Manufacturing Dissent Since 1996
New interviews throughout the week

Rotten History - May 6 2017

On This Day in Rotten History...

In 1527 – (490 years ago) –  mutinous troops of the Holy Roman Emperor Charles V invaded and sacked the city of Rome, which at the time was part of the Papal States. Pope Clement VII had allied with the Kingdom of France to resist growing pressure from the northern empire and the Habsburg dynasty, so he was seen as an enemy by Charles’s troops, who numbered some twenty to thirty thousand and — to make matters worse — were angry because they weren’t getting paid on time. The unruly soldiers poured into Rome, killing everyone they encountered, and forcing almost two hundred of the Vatican’s Swiss Guards into desperate hand-to-hand combat on the very steps of Saint Peter’s Basilica. Before being massacred, the Swiss Guards managed to hold off the intruders long enough for the pope to escape to his bunker. But Rome was devastated, and some forty-five thousand people were killed, wounded, or exiled.

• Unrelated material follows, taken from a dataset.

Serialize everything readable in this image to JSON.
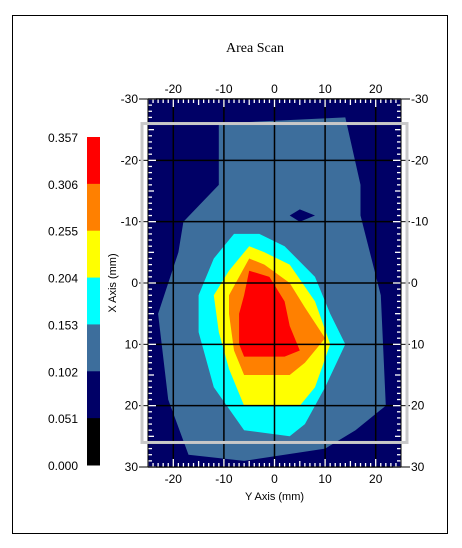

The invaders remained for months as corpses lay rotting in the streets, until the city was finally overcome by the plague.

In 1757 – (260 years ago) – the English poet Christopher Smart, having been deemed insane, was committed to Saint Luke’s Hospital for Lunatics, in London, one of two asylums where he would be confined for the next six years. It was a time of great debate about the nature of mental illness, but methods of treatment were still primitive, and some doctors even advocated physical beating. For his part, Smart never considered himself insane, and some acquaintances felt he’d been sent to the asylum without due cause. During his years there he was given to intense religious fervor, and he wrote obsessively, producing what are seen today as his greatest works — including the long poem “Jubilate Agno,” which was not published until 1939.

In 1937 – (80 years ago) – the German airship Hindenburg was about to land at Lakehurst, New Jersey, when it mysteriously caught fire and went down in a hellish inferno, killing thirty-six of its ninety-seven passengers and crew. The Hindenburg used explosive hydrogen as its lifting gas, instead of the much safer helium, because the United States had a worldwide monopoly on helium and would not export it to Nazi Germany. Even so, the builders of the Hindenburg were so confident in its safety that the high-end amenities included not only a restaurant kitchen with an electric stove, but a pressurized smoking lounge where the wealthy passengers could purchase and enjoy Cuban cigars. Exactly what ignited the Hindenburg’s giant hydrogen envelope remains unknown to this day, but static electricity has long been suspected. Two earlier airship disasters — one British and one American, both military — had actually killed more people. But it was the sensational film and radio reports of the Hindenburg explosion that destroyed public trust in airships and brought the era of luxury zeppelin travel to an abrupt end.